Selain format, masalah lain dalam pertukaran data antar aplikasi komputer adalah mekanisme pertukarannya. Aplikasi-aplikasi yang berkomunikasi biasanya independen satu sama lain. Keduanya dibuat oleh pengembang yang berbeda, pada saat yang tidak sama pula. Padahal untuk bisa berkomunikasi, sebuah aplikasi harus tahu tentang cara menghubungi dan berbicara dengan aplikasi mitranya serta struktur data yang terlibat. Memberitahu semua ini berarti memberitahu detil internal dari aplikasi tersebut, dan ini yang sering menimbulkan kesulitan, karena tidak semua instansi bersedia membuka detil internal aplikasinya ke pihak lain, dengan alasan keamanan data dan sebagainya.

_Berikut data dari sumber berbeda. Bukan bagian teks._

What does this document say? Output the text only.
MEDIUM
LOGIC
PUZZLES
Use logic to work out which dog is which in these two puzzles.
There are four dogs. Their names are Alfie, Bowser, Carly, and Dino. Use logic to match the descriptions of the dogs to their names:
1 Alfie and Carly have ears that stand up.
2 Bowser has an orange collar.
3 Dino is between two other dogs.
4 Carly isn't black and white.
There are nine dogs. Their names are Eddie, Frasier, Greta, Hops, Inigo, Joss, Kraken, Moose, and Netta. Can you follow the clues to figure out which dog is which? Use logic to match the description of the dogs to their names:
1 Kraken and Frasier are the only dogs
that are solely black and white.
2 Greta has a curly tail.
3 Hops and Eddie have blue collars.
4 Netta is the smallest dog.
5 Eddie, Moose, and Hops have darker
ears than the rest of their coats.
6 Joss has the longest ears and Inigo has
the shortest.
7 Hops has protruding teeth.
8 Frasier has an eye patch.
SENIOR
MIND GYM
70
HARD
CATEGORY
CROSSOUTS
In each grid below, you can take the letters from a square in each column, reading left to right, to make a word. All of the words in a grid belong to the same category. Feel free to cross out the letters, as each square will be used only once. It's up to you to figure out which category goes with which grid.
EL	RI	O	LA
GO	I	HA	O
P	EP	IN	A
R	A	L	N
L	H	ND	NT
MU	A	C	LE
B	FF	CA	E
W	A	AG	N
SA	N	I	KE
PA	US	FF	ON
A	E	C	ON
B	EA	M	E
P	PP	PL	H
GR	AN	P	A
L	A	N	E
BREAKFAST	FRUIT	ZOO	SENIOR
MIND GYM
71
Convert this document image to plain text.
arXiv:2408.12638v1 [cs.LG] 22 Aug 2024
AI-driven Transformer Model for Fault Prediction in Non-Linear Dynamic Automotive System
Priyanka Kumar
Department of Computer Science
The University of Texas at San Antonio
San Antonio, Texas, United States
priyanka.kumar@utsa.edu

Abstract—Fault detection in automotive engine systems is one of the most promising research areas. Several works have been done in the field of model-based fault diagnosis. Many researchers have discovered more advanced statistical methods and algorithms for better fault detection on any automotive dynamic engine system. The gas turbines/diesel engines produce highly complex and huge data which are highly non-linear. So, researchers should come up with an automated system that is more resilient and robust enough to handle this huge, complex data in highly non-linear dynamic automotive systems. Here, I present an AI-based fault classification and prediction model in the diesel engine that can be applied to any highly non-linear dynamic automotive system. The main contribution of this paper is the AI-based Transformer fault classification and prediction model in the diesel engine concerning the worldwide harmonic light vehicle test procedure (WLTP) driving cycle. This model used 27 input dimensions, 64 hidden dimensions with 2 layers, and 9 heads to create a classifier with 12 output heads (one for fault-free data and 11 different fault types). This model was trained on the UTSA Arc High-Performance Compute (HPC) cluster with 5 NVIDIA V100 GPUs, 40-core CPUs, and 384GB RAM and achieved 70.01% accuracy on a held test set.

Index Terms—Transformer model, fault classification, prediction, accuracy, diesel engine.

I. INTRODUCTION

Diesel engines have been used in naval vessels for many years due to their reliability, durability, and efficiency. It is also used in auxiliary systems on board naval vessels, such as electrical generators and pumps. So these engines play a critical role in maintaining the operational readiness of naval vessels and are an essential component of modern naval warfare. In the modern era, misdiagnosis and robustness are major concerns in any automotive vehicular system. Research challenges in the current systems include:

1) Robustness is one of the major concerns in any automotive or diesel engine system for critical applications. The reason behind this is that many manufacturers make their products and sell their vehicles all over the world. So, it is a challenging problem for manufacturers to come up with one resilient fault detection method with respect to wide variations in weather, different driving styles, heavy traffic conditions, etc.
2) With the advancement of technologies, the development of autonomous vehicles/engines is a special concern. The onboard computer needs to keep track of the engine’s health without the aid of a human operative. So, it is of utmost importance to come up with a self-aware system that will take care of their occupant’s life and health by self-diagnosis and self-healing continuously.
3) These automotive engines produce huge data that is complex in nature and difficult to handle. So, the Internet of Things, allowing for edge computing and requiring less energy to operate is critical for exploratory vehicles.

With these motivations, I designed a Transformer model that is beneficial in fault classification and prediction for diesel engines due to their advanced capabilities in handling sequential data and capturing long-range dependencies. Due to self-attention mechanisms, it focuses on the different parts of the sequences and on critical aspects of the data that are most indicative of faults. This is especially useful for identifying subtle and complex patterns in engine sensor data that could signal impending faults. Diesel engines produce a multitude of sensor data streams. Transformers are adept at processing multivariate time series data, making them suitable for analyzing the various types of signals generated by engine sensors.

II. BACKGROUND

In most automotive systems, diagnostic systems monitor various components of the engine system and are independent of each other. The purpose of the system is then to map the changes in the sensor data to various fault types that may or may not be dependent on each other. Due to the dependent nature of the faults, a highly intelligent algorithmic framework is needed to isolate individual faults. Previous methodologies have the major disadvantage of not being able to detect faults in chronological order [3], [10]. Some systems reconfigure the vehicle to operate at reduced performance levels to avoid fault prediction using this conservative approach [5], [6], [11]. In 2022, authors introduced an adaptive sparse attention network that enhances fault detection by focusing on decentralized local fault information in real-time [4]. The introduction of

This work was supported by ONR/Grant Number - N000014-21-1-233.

Untuk itu diperlukan cara lain yang lebih realistis. Yang sekarang banyak dilakukan orang adalah menggunakan Service-Oriented Architecture (SOA). SOA adalah sebuah skema yang memungkinkan komunikasi antar aplikasi dilakukan secara loosely-coupled, artinya masing-masing pihak tidak perlu punya ketergantungan yang tinggi satu sama lain [2]. Dalam SOA, komunikasi didasarkan pada konsep layanan (service). Komunikasi berbasis layanan ini menggunakan prinsip client-server. Ada aplikasi yang menyediakan layanan, dan aplikasi lain bisa meminta layanan tersebut. Permintaan terhadap layanan dilakukan dengan cara memanggil sebuah fungsi yang merepresentasikan layanan tersebut. Bila sebuah fungsi dipanggil, maka aplikasi penyedia layanan wajib memberikan layanannya ke aplikasi pemanggil.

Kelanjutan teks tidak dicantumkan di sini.